10 Essential Principles in Expressive Arts Therapy
Expressive arts therapy is not just a method, but a way of meeting a person as a whole: as a feeling, imagining, and embodied being.
Here are ten principles that capture its essence:
1. The process matters more than the outcome
Works and creative acts are not judged or evaluated on a good–bad scale. Instead, they are explored and reflected upon: What do I see here? What do I feel here? The most important thing is not the final result, but the process of creating and experiencing itself.
2. Creativity belongs to everyone
Creativity is not the privilege of a few “artistic” people; it’s a capacity that lives in everyone — a way to explore and express what’s inside. You don’t need any special skills; the materials used in art-making are often very simple.
3. Work happens outside the realm of pure reason and logic

The aim isn’t to analyze everything intellectually, but to pause and listen to the senses, emotions, movement, and imagination — where words often fall short. This way, we can access poietic knowledge: knowledge gained through making and experiencing, which is just as valid as logical or book knowledge — only different. Explanations and rational understanding may come later.
4. Multimodality and intermodality open new perspectives
Drawing, movement, sound, writing, and other art forms support each other. Moving between them can make possible something that couldn’t appear in any other way — and take us somewhere logic alone couldn’t lead. For example, exploring an image through movement leads to a different experience than simply talking about it.
5. Embodiment and the senses go hand in hand
Memories and feelings carried in the body can emerge when we give space to movement, touch, colors, sounds, and shapes. Through the senses, we can find a pathway to wordless experiences and a state of presence — without judgment or analysis, just being in the moment.

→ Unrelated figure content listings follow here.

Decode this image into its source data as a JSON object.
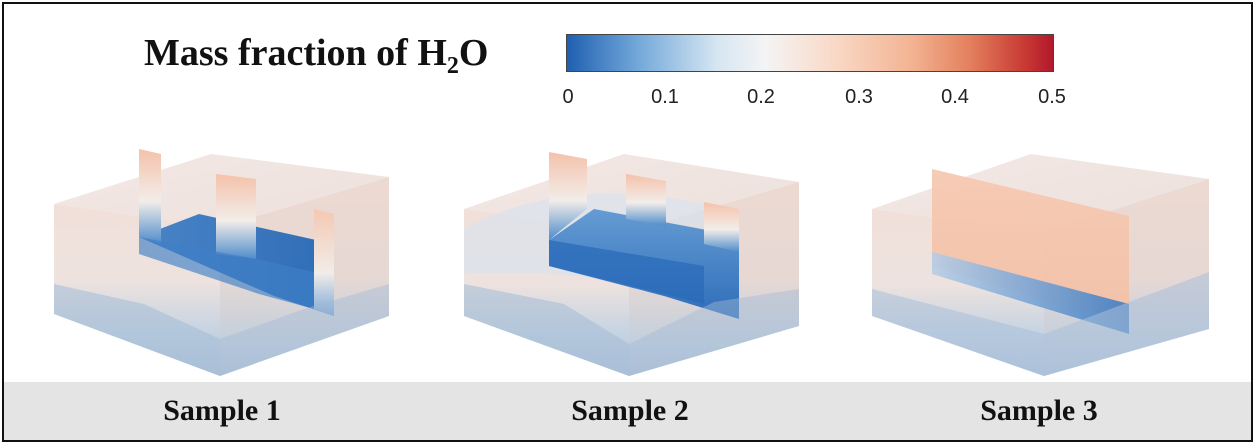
{
  "title": {
    "main": "Mass fraction of H",
    "subscript": "2",
    "tail": "O"
  },
  "colorbar": {
    "min": 0,
    "max": 0.5,
    "ticks": [
      "0",
      "0.1",
      "0.2",
      "0.3",
      "0.4",
      "0.5"
    ],
    "colors": [
      "#1f5fb0",
      "#f4f4f4",
      "#b2182b"
    ]
  },
  "samples": [
    {
      "label": "Sample 1"
    },
    {
      "label": "Sample 2"
    },
    {
      "label": "Sample 3"
    }
  ],
  "colors": {
    "frame": "#111111",
    "bottom_bar": "#e4e4e4"
  }
}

6. Each person knows what they need to feel better
As a therapist, I don’t provide ready-made answers; instead, I support the client in hearing their own inner voice and wisdom through their creative process. I don’t interpret or assign meaning; the client decides what feels meaningful and in what way.
7. There is no right or wrong way to create
In expressive arts therapy, there is no “wrong” act or form of expression. Everything that arises is valuable because it can become part of the process and perhaps reveal something. There’s no predetermined outcome to strive for and no single correct way to do things.
8. A safe and playful space
Creative work needs a space where one can experiment freely without fear of failure. This is called the “play space”: a space for exploration, play, and wonder. The physical and temporal boundaries, as well as the available materials, create the safe container within which this play space can emerge.
9. Surrendering to creativity can lead to new paths
When we dare to follow creativity without knowing in advance where it will lead, we can discover new perspectives, insights, and ways of understanding ourselves and life. The creative process can begin to guide the maker when we learn to Trust The Process — a familiar phrase in expressive arts therapy and also the title of a book by one of its pioneers, Shaun McNiff.
10. A view of the human being as whole, feeling, and imaginative
Expressive arts therapy sees the person as a multidimensional whole, not just thoughts or actions. The creative process honors this wholeness — the body, emotions, imagination, and deeper experience of being. A person is whole and complete just as they are, with all their experiences, “imperfections,” and “unfinishedness.”
In closing
Expressive arts therapy invites us to wonder and explore ourselves, our thoughts, and our feelings in a state of presence and not-knowing — allowing ourselves to be carried by creativity to places we might not otherwise reach.